The sections are 1lb each (454g).  You could put in two layers of thin foundation per plastic rack and then create two 1/2lb sections (227g).  But I figure this will increase the ratio of wax to honey a bit too much and also, create more work.

Read More

Photos Added At Later Date

Ross Rounds - Placing Foundation In Frames
Ross Rounds – Placing Foundation In Frames

The individual brown plastic frames are known as “Visicheck” frames.

Ross Rounds - How I Put Springs To Push Wood Into Plastic Racks
Ross Rounds – How I Put Springs To Push Wood Into Plastic Racks

Author: Roger

regaining my sanity through beekeeping

5 thoughts on “Ross Rounds (Honey Sections) – Assembly & Harvesting”

  1. Interesting about oil seed rape – its a very hard seed but why the Honey from it???
    Plus the farmers need the Bees to pollinate it… perhaps it could be used in candles or polish?

    1. I’ve always wanted to try this too. I’ll be really interested to hear how it goes for you. Did you use a 4 1/2 inch high super?

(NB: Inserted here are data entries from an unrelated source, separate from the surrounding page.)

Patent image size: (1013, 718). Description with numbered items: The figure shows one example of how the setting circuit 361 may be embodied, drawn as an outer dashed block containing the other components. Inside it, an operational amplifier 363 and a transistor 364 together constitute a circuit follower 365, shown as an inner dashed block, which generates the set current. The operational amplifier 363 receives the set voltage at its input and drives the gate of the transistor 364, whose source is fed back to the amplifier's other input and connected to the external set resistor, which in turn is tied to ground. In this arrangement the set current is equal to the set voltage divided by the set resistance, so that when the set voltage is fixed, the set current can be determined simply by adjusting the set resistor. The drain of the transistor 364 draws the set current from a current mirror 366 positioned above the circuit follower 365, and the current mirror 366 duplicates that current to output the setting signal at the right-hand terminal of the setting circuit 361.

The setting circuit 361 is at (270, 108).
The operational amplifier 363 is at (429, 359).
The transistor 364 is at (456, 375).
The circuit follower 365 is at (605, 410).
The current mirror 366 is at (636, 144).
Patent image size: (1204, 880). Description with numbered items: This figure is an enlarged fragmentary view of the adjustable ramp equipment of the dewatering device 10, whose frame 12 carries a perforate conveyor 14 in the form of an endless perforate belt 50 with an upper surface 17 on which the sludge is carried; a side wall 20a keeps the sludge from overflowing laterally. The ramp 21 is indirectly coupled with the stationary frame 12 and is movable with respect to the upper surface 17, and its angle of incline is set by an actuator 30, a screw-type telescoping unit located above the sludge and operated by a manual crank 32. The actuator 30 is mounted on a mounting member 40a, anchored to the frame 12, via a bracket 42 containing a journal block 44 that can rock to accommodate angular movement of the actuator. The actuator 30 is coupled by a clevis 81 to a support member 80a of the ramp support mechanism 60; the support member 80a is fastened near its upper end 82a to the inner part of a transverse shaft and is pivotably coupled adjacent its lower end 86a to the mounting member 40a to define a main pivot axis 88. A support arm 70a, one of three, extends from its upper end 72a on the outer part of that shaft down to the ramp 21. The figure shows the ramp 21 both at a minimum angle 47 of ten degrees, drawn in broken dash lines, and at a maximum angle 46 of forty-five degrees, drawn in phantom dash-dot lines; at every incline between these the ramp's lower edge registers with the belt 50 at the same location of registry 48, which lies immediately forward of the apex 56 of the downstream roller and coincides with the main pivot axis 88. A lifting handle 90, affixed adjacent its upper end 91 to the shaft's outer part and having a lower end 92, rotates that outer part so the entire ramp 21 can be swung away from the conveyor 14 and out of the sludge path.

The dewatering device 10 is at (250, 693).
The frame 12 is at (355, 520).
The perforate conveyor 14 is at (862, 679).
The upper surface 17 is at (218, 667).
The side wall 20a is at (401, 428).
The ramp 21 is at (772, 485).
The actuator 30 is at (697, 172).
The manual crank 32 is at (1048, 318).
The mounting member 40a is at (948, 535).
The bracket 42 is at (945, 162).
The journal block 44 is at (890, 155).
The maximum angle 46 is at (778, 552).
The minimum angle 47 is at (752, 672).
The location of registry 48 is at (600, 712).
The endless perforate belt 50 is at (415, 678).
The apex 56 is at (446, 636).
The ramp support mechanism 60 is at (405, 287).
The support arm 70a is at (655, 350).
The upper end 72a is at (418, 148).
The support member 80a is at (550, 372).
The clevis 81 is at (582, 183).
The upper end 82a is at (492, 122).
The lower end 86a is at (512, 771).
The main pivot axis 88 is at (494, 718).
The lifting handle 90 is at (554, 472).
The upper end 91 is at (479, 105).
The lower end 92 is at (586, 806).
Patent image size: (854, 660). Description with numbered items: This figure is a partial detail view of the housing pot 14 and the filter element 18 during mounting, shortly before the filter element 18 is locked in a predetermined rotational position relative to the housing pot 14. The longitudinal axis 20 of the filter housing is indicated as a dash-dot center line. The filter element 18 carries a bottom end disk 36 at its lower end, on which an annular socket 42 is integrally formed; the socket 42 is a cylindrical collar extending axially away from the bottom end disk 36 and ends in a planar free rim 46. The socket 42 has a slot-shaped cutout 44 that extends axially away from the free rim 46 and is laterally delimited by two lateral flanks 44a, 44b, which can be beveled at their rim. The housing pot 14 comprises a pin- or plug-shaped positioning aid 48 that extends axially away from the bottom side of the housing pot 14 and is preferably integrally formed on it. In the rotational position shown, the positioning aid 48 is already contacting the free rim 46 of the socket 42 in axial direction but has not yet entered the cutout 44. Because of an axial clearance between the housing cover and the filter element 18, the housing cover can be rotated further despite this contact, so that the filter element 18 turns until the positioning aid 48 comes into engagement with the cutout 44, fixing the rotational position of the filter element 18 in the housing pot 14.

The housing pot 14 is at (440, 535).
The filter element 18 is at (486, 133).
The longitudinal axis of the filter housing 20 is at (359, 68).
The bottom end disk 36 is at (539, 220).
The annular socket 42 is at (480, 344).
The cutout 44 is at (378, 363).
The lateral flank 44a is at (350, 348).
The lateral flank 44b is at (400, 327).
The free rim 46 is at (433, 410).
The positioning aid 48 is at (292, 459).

  2. hi, I too thought ross rounds were the way to go, and like yourself bought three units, I have added them onto my hives in my woodland and like yourself am waiting patiently, high hopes for one out of the three hives as I’ve been told the colonies need to be very strong and full to bursting to fill, I’ve started a new bee keeping venture, and want to make a blog similar to yours, I like this page layout so if you could point me in the right direction that would be much appreciated

  3. Interested in using Ross Rounds. Do they require something other than a standard sized box? They look less deep than a standard sized frame? I have a FlowHive and am wanting to put an additional box on top to hold Ross Rounds. I also have a feeder rack I want to put there so it will be easy to access. But, that setup won’t work unless the Ross Rounds racks can work in a regular sized box.